Hou Xuben, Du Jintong, Liu Renshuai, Zhou Yi, Li Minyong, Xu Wenfang, Fang Hao
†Department of Medicinal Chemistry, Key Laboratory of Chemical Biology of Natural Products (MOE), School of Pharmacy, Shandong University, Jinan, Shandong 250012, China.
‡Shandong Cancer Hospital and Institute, Jinan, Shandong 250117, China.
J Chem Inf Model. 2015 Apr 27;55(4):861-71. doi: 10.1021/ci500762z. Epub 2015 Mar 16.
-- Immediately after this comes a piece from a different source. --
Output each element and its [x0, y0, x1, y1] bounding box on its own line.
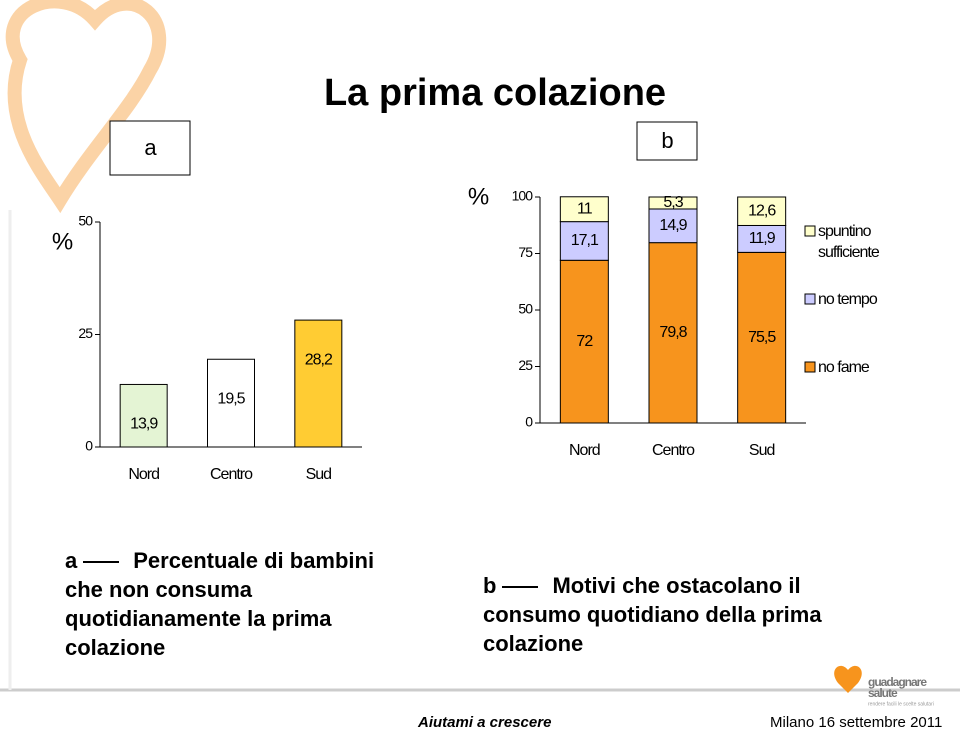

As key regulators of epigenetic regulation, human histone deacetylases (HDACs) have been identified as drug targets for the treatment of several cancers. The proper recognition of zinc-binding groups (ZBGs) will help improve the accuracy of virtual screening for novel HDAC inhibitors. Here, we developed a high-specificity ZBG-based pharmacophore model for HDAC8 inhibitors by incorporating customized ZBG features. Subsequently, pharmacophore-based virtual screening led to the discovery of three novel HDAC8 inhibitors with low micromole IC50 values (1.8-1.9 μM). Further studies demonstrated that compound H8-A5 was selective for HDAC8 over HDAC 1/4 and showed antiproliferation activity in MDA-MB-231 cancer cells. Molecular docking and molecular dynamic studies suggested a possible binding mode for H8-A5, which provides a good starting point for the development of HDAC8 inhibitors in cancer treatment.
作为表观遗传调控的关键调节因子,人类组蛋白去乙酰化酶(HDACs)已被确定为治疗多种癌症的药物靶点。正确识别锌结合基团(ZBGs)将有助于提高新型HDAC抑制剂虚拟筛选的准确性。在此,我们通过纳入定制的ZBG特征,开发了一种基于ZBG的高特异性HDAC8抑制剂药效团模型。随后,基于药效团的虚拟筛选发现了三种新型HDAC8抑制剂,其IC50值低至微摩尔级别(1.8 - 1.9 μM)。进一步研究表明,化合物H8 - A5对HDAC8的选择性高于HDAC 1/4,并在MDA - MB - 231癌细胞中显示出抗增殖活性。分子对接和分子动力学研究提出了H8 - A5可能的结合模式,这为开发用于癌症治疗的HDAC8抑制剂提供了一个良好的起点。